Tensor-Train Point Cloud Compression and Efficient Approximate Nearest-Neighbor Search
Georgii Novikov, Alexander Gneushev, Alexey Kadeishvili, Ivan Oseledets
TL;DR
This work tackles efficient storage and fast retrieval in large vector databases by employing tensor-train (TT) low-rank decompositions to compress point clouds. It introduces a probabilistic compression framework that uses the Sliced Wasserstein loss and a Nearest-Neighbor Distance loss to train TT cores, achieving order-invariant representations with respect to point ordering. A key insight is the emergence of a hierarchical TT structure, enabling a beam-search-like ANN method and making TT suitable for out-of-distribution detection via distance-based scores.
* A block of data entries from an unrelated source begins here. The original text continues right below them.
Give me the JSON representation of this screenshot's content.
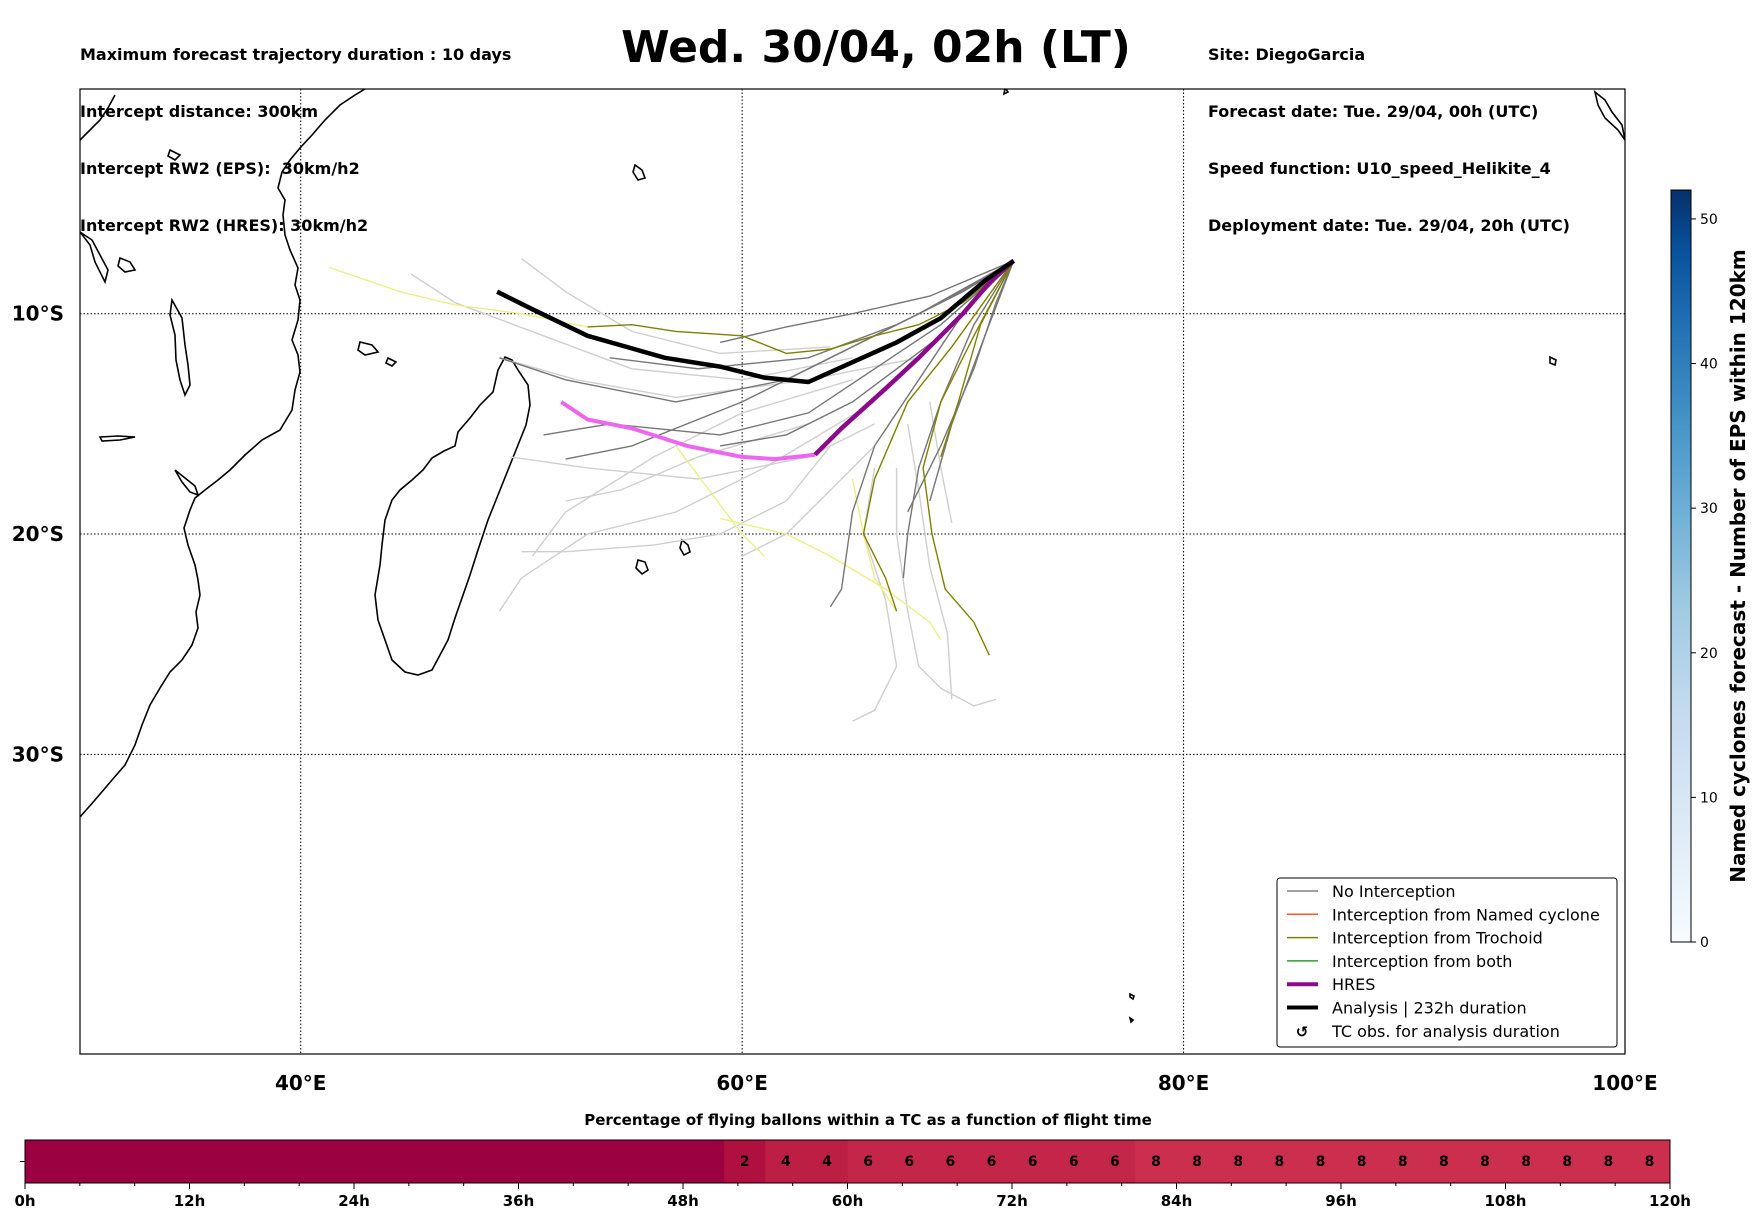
{
  "header_left": [
    "Maximum forecast trajectory duration : 10 days",
    "Intercept distance: 300km",
    "Intercept RW2 (EPS):  30km/h2",
    "Intercept RW2 (HRES): 30km/h2"
  ],
  "title": "Wed. 30/04, 02h (LT)",
  "header_right": [
    "Site: DiegoGarcia",
    "Forecast date: Tue. 29/04, 00h (UTC)",
    "Speed function: U10_speed_Helikite_4",
    "Deployment date: Tue. 29/04, 20h (UTC)"
  ],
  "chart_data": [
    {
      "type": "map",
      "description_of_axes": "lon/lat",
      "xlim": [
        30,
        100
      ],
      "ylim": [
        -43.6,
        0.2
      ],
      "x_ticks": [
        40,
        60,
        80,
        100
      ],
      "x_tick_labels": [
        "40°E",
        "60°E",
        "80°E",
        "100°E"
      ],
      "y_ticks": [
        -10,
        -20,
        -30
      ],
      "y_tick_labels": [
        "10°S",
        "20°S",
        "30°S"
      ],
      "grid": true,
      "legend_position": "lower-right",
      "legend": [
        {
          "label": "No Interception",
          "color": "#808080"
        },
        {
          "label": "Interception from Named cyclone",
          "color": "#ff5a1f"
        },
        {
          "label": "Interception from Trochoid",
          "color": "#808000"
        },
        {
          "label": "Interception from both",
          "color": "#2ca02c"
        },
        {
          "label": "HRES",
          "color": "#8b0a8b"
        },
        {
          "label": "Analysis | 232h duration",
          "color": "#000000"
        },
        {
          "label": "TC obs. for analysis duration",
          "color": "#000000",
          "marker": "↺"
        }
      ],
      "series": [
        {
          "name": "Analysis | 232h duration",
          "color": "#000000",
          "points": [
            [
              48.9,
              -9.0
            ],
            [
              50.5,
              -9.8
            ],
            [
              53.0,
              -11.0
            ],
            [
              56.5,
              -12.0
            ],
            [
              59.0,
              -12.4
            ],
            [
              61.0,
              -12.9
            ],
            [
              63.0,
              -13.1
            ],
            [
              65.0,
              -12.2
            ],
            [
              67.0,
              -11.3
            ],
            [
              69.0,
              -10.2
            ],
            [
              71.0,
              -8.5
            ],
            [
              72.3,
              -7.6
            ]
          ]
        },
        {
          "name": "HRES",
          "color": "#8b0a8b",
          "faded_color": "#ee66ee",
          "points": [
            [
              51.8,
              -14.0
            ],
            [
              53.0,
              -14.8
            ],
            [
              55.0,
              -15.2
            ],
            [
              57.5,
              -16.0
            ],
            [
              60.0,
              -16.5
            ],
            [
              61.5,
              -16.6
            ],
            [
              63.3,
              -16.4
            ],
            [
              64.5,
              -15.2
            ],
            [
              66.5,
              -13.4
            ],
            [
              68.0,
              -12.0
            ],
            [
              70.0,
              -10.0
            ],
            [
              71.2,
              -8.6
            ],
            [
              72.3,
              -7.6
            ]
          ]
        }
      ],
      "eps_no_interception_tracks": [
        [
          [
            72.3,
            -7.6
          ],
          [
            68.0,
            -10.0
          ],
          [
            64.0,
            -12.0
          ],
          [
            60.0,
            -14.0
          ],
          [
            55.0,
            -16.0
          ],
          [
            52.0,
            -16.6
          ]
        ],
        [
          [
            72.3,
            -7.6
          ],
          [
            69.0,
            -9.5
          ],
          [
            66.0,
            -11.0
          ],
          [
            62.0,
            -13.0
          ],
          [
            57.0,
            -14.0
          ],
          [
            52.0,
            -13.0
          ],
          [
            49.0,
            -12.0
          ]
        ],
        [
          [
            72.3,
            -7.6
          ],
          [
            69.0,
            -10.5
          ],
          [
            66.0,
            -12.5
          ],
          [
            63.0,
            -14.5
          ],
          [
            59.0,
            -15.5
          ],
          [
            54.0,
            -15.0
          ],
          [
            51.0,
            -15.5
          ]
        ],
        [
          [
            72.3,
            -7.6
          ],
          [
            70.0,
            -9.0
          ],
          [
            67.0,
            -10.5
          ],
          [
            63.0,
            -12.0
          ],
          [
            58.0,
            -12.5
          ],
          [
            54.0,
            -12.0
          ]
        ],
        [
          [
            72.3,
            -7.6
          ],
          [
            70.0,
            -10.0
          ],
          [
            68.0,
            -13.0
          ],
          [
            66.0,
            -16.0
          ],
          [
            65.0,
            -19.0
          ],
          [
            64.5,
            -22.5
          ],
          [
            64.0,
            -23.3
          ]
        ],
        [
          [
            72.3,
            -7.6
          ],
          [
            70.5,
            -10.5
          ],
          [
            69.0,
            -14.0
          ],
          [
            68.0,
            -17.0
          ],
          [
            67.5,
            -20.0
          ],
          [
            67.3,
            -22.0
          ]
        ],
        [
          [
            72.3,
            -7.6
          ],
          [
            71.0,
            -11.0
          ],
          [
            69.5,
            -15.0
          ],
          [
            68.5,
            -18.5
          ]
        ],
        [
          [
            72.3,
            -7.6
          ],
          [
            69.0,
            -11.0
          ],
          [
            65.0,
            -14.0
          ],
          [
            62.0,
            -15.5
          ],
          [
            59.0,
            -16.0
          ]
        ],
        [
          [
            72.3,
            -7.6
          ],
          [
            71.5,
            -9.5
          ],
          [
            70.5,
            -12.5
          ],
          [
            69.0,
            -16.0
          ],
          [
            67.5,
            -19.0
          ]
        ],
        [
          [
            72.3,
            -7.6
          ],
          [
            68.5,
            -9.2
          ],
          [
            65.0,
            -10.0
          ],
          [
            62.0,
            -10.6
          ],
          [
            59.0,
            -11.3
          ]
        ]
      ],
      "eps_faded_tracks": [
        [
          [
            65.0,
            -13.0
          ],
          [
            60.0,
            -14.5
          ],
          [
            56.0,
            -16.5
          ],
          [
            52.0,
            -19.0
          ],
          [
            50.5,
            -21.0
          ]
        ],
        [
          [
            66.0,
            -14.0
          ],
          [
            61.0,
            -17.0
          ],
          [
            57.0,
            -19.0
          ],
          [
            53.0,
            -20.0
          ],
          [
            50.0,
            -22.0
          ],
          [
            49.0,
            -23.5
          ]
        ],
        [
          [
            65.0,
            -12.0
          ],
          [
            60.0,
            -13.0
          ],
          [
            55.0,
            -12.5
          ],
          [
            51.0,
            -11.0
          ],
          [
            47.0,
            -9.5
          ],
          [
            45.0,
            -8.2
          ]
        ],
        [
          [
            64.0,
            -11.5
          ],
          [
            59.0,
            -11.8
          ],
          [
            55.0,
            -10.8
          ],
          [
            52.0,
            -9.0
          ],
          [
            50.0,
            -7.5
          ]
        ],
        [
          [
            67.0,
            -17.0
          ],
          [
            67.0,
            -20.0
          ],
          [
            67.5,
            -23.5
          ],
          [
            68.0,
            -26.0
          ],
          [
            69.0,
            -27.0
          ],
          [
            70.5,
            -27.8
          ],
          [
            71.5,
            -27.5
          ]
        ],
        [
          [
            67.5,
            -15.0
          ],
          [
            68.0,
            -18.0
          ],
          [
            68.5,
            -21.5
          ],
          [
            69.3,
            -24.5
          ],
          [
            69.5,
            -27.5
          ]
        ],
        [
          [
            66.0,
            -17.0
          ],
          [
            65.5,
            -20.0
          ],
          [
            66.5,
            -23.0
          ],
          [
            67.0,
            -26.0
          ],
          [
            66.0,
            -28.0
          ],
          [
            65.0,
            -28.5
          ]
        ],
        [
          [
            64.0,
            -16.0
          ],
          [
            62.0,
            -18.5
          ],
          [
            59.0,
            -20.0
          ],
          [
            56.0,
            -20.5
          ],
          [
            52.0,
            -20.8
          ],
          [
            50.0,
            -20.8
          ]
        ],
        [
          [
            66.0,
            -15.0
          ],
          [
            63.0,
            -16.5
          ],
          [
            58.0,
            -17.5
          ],
          [
            53.0,
            -17.0
          ],
          [
            49.5,
            -16.5
          ]
        ],
        [
          [
            68.0,
            -12.0
          ],
          [
            63.0,
            -13.0
          ],
          [
            57.0,
            -13.8
          ],
          [
            52.5,
            -13.0
          ],
          [
            49.0,
            -12.0
          ]
        ],
        [
          [
            66.0,
            -16.0
          ],
          [
            64.0,
            -18.0
          ],
          [
            62.0,
            -20.0
          ],
          [
            60.0,
            -21.0
          ]
        ],
        [
          [
            68.5,
            -14.0
          ],
          [
            69.0,
            -17.0
          ],
          [
            69.5,
            -19.5
          ]
        ],
        [
          [
            63.0,
            -15.0
          ],
          [
            58.0,
            -16.5
          ],
          [
            54.5,
            -18.0
          ],
          [
            52.0,
            -18.5
          ]
        ]
      ],
      "trochoid_tracks": [
        [
          [
            72.3,
            -7.6
          ],
          [
            70.5,
            -11.0
          ],
          [
            69.0,
            -14.0
          ],
          [
            68.2,
            -17.0
          ],
          [
            68.6,
            -20.0
          ],
          [
            69.2,
            -22.5
          ],
          [
            70.5,
            -24.0
          ],
          [
            71.2,
            -25.5
          ]
        ],
        [
          [
            72.3,
            -7.6
          ],
          [
            70.0,
            -9.5
          ],
          [
            68.0,
            -10.5
          ],
          [
            66.0,
            -11.0
          ],
          [
            64.0,
            -11.6
          ],
          [
            62.0,
            -11.8
          ],
          [
            60.0,
            -11.0
          ],
          [
            57.0,
            -10.8
          ],
          [
            55.0,
            -10.5
          ],
          [
            53.0,
            -10.6
          ]
        ],
        [
          [
            72.3,
            -7.6
          ],
          [
            69.5,
            -11.5
          ],
          [
            67.5,
            -14.0
          ],
          [
            66.0,
            -17.5
          ],
          [
            65.5,
            -20.0
          ],
          [
            66.5,
            -22.0
          ],
          [
            67.0,
            -23.5
          ]
        ],
        [
          [
            72.3,
            -7.6
          ],
          [
            70.8,
            -10.5
          ],
          [
            69.8,
            -14.0
          ],
          [
            69.0,
            -16.5
          ]
        ]
      ],
      "trochoid_faded_tracks": [
        [
          [
            53.0,
            -10.6
          ],
          [
            50.0,
            -10.0
          ],
          [
            47.0,
            -9.6
          ],
          [
            44.5,
            -9.0
          ],
          [
            41.3,
            -7.9
          ]
        ],
        [
          [
            65.0,
            -17.5
          ],
          [
            65.5,
            -20.0
          ],
          [
            66.0,
            -22.0
          ],
          [
            67.0,
            -23.5
          ]
        ],
        [
          [
            57.0,
            -16.0
          ],
          [
            58.5,
            -18.0
          ],
          [
            60.0,
            -20.0
          ],
          [
            61.0,
            -21.0
          ]
        ],
        [
          [
            59.0,
            -19.3
          ],
          [
            62.0,
            -20.0
          ],
          [
            64.0,
            -21.0
          ],
          [
            66.5,
            -22.5
          ],
          [
            68.5,
            -24.0
          ],
          [
            69.0,
            -24.8
          ]
        ]
      ]
    },
    {
      "type": "colorbar",
      "label": "Named cyclones forecast - Number of EPS within 120km",
      "ticks": [
        0,
        10,
        20,
        30,
        40,
        50
      ],
      "range": [
        0,
        52
      ],
      "colormap": "Blues"
    },
    {
      "type": "heatmap",
      "title": "Percentage of flying ballons within a TC as a function of flight time",
      "x_ticks": [
        "0h",
        "12h",
        "24h",
        "36h",
        "48h",
        "60h",
        "72h",
        "84h",
        "96h",
        "108h",
        "120h"
      ],
      "cell_hours": 3,
      "values": [
        0,
        0,
        0,
        0,
        0,
        0,
        0,
        0,
        0,
        0,
        0,
        0,
        0,
        0,
        0,
        0,
        0,
        2,
        4,
        4,
        6,
        6,
        6,
        6,
        6,
        6,
        6,
        8,
        8,
        8,
        8,
        8,
        8,
        8,
        8,
        8,
        8,
        8,
        8,
        8
      ],
      "colors": {
        "0": "#9b0040",
        "2": "#b0103f",
        "4": "#bd1f44",
        "6": "#c42649",
        "8": "#cc2f4d"
      }
    }
  ]
}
Experimental results on MVTEC AD and a Deep1B subset show memory savings and improved pixel-level metrics (and competitive image-level metrics) relative to coreset-based approaches, along with a proof-of-concept TT-based indexing for ANN that outperforms a baseline method in recall across several ranks.
Abstract
Nearest-neighbor search in large vector databases is crucial for various machine learning applications. This paper introduces a novel method using tensor-train (TT) low-rank tensor decomposition to efficiently represent point clouds and enable fast approximate nearest-neighbor searches. We propose a probabilistic interpretation and utilize density estimation losses like Sliced Wasserstein to train TT decompositions, resulting in robust point cloud compression. We reveal an inherent hierarchical structure within TT point clouds, facilitating efficient approximate nearest-neighbor searches. In our paper, we provide detailed insights into the methodology and conduct comprehensive comparisons with existing methods. We demonstrate its effectiveness in various scenarios, including out-of-distribution (OOD) detection problems and approximate nearest-neighbor (ANN) search tasks.